Marcos Garcia, disposto à luta (Foto Divulgação)

“Campinas sofre de desnutrição cultural e a cidade não está se mexendo”

Há anos Campinas não tem um teatro à altura da cidade, ao mesmo tempo em que o espaço do Centro de Convivência Cultural agoniza. Sede de região metropolitana, padece da falta de um grande festival, referência no país. Polo científico e tecnológico, não tem uma escola de arte pública, gratuita, para a formação integral. O Salão de Arte Contemporânea, que durante anos projetou a terra de Carlos Gomes, há tempos não tem uma edição. Tudo isso sinalizando que Campinas “sofre de desnutrição cultural, e o pior é que a cidade não está se mexendo”. O diagnóstico é do novo presidente do Fórum Municipal de Cultura, Marcos Garcia, que assumiu a função com a disposição de torná-lo um espaço de cobrança, de pressão, de resgate do lugar da cultura como “alimento da alma”.

O artista plástico e decorador nascido em Dracena, mas que desde os 15 anos passou a viver em Campinas, parece não temer desafios. “Com 80 dólares no bolso”, e depois de se despedir no segundo ano do curso de Engenharia, partiu para Paris, decidido “a ser artista”. Na capital francesa, sem condições de frequentar um ateliê pago, estudou em escola pública – daí a sua crítica da falta de algo semelhante em Campinas, guardadas as devidas proporções. “Falta um espaço para a formação de um artista completo, com aulas de dança, teatro, pintura”, lamenta.
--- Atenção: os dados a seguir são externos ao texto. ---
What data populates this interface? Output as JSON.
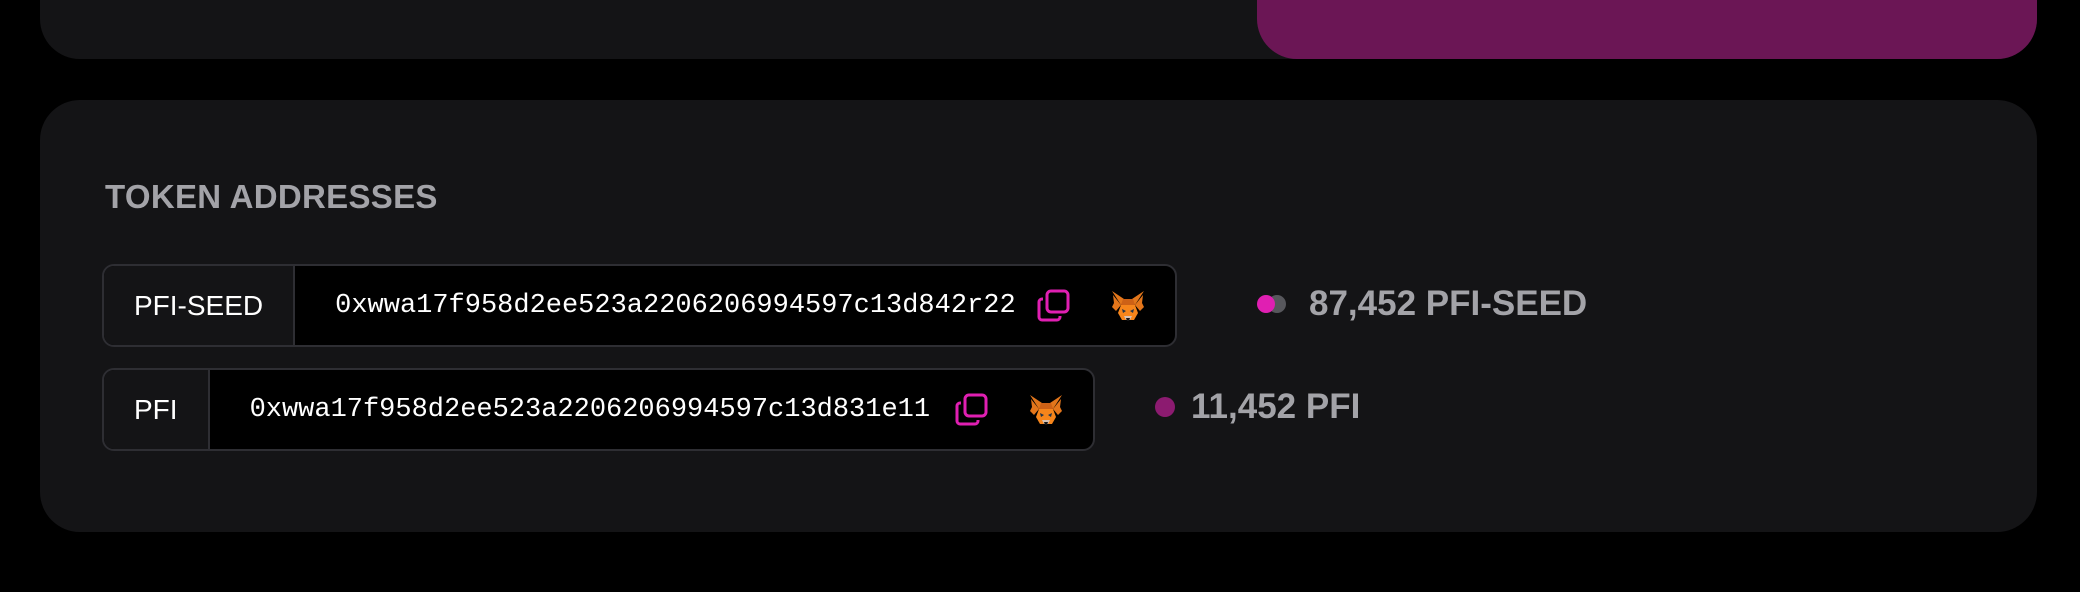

Obra de Marcos Garcia (Foto Divulgação)

Obra de Marcos Garcia (Foto Divulgação)

Depois de algum tempo passou a ter aulas e a trabalhar com Luis Ansa, professor do Institut National de Restauration du Louvre, e depois com o cenógrafo Roberto Plate, com o qual realizou vários cenários para teatros franceses e para a Ópera de Paris. Em 1986, já na Bélgica, se formou em Artes pela École Superieur de Peinture Van der Kelen em Bruxelas. Realizou em 1990, após várias exposições coletivas, sua primeira exposição individual no Relais Culturel de Chaillot em Paris.

Ao todo, quase dez anos na Europa. De volta a Campinas em 1991, passou a trabalhar como artista plástico, decorador e restaurador, tendo feito, por exemplo, a restauração do painel do Salão Nobre da Ponte Preta e da Capela da Casa de Saúde de Campinas. Em 2006, restaurou a sede da Corporação Carlos Gomes, na rua Benjamin Constant – que foi pichada poucos dias depois. Foi a gota d´água para Marcos Garcia mergulhar de vez nas batalhas da política cultural em Campinas, culminando no final de 2016 com a sua eleição para a presidência do Fórum Municipal de Cultura, sucedendo a outro artista plástico, o renomado Mário Gravem Borges. “É uma questão de urgência. Os artistas precisam se mexer ou do contrário morremos todos”, diz Garcia, em entrevista exclusiva à Agência Social de Notícias, na qual comenta várias faces da paisagem cultural campineira.

Mais uma obra de Garcia (Foto Divulgação)

Mais uma obra de Garcia (Foto Divulgação)

DESNUTRIÇÃO CULTURAL

A ideia central de Garcia é a de que Campinas “sofre de desnutrição cultural avançada”. São vários os motivos para essa constatação, segundo ele. A cultura, na sua opinião, deixou de ser encarada como elemento essencial para o ser humano, “alimento da alma, fonte de beleza”. Ela tornou-se algo secundário, no contexto da sociedade de consumo e do entretenimento. Cultura passou a ser sinônimo de evento de arte ou lazer. “Cultura não é evento, é algo muito mais profundo, é fundamental para a identidade de uma cidade, de um povo”, explica, citando o caso da França, onde o ministro da Cultura (no caso, Jack Lang) chegou a ser o segundo cargo mais importante durante o governo de François Mitterrand. Esta dimensão está sendo perdida e Campinas é um exemplo disso, ele protesta. “E o pior é que a cidade não está se mexendo, está achando normal a situação, não está percebendo que a falta da cultura além do lazer contribui para a violência, para a intolerância, a homofobia”, sintetiza.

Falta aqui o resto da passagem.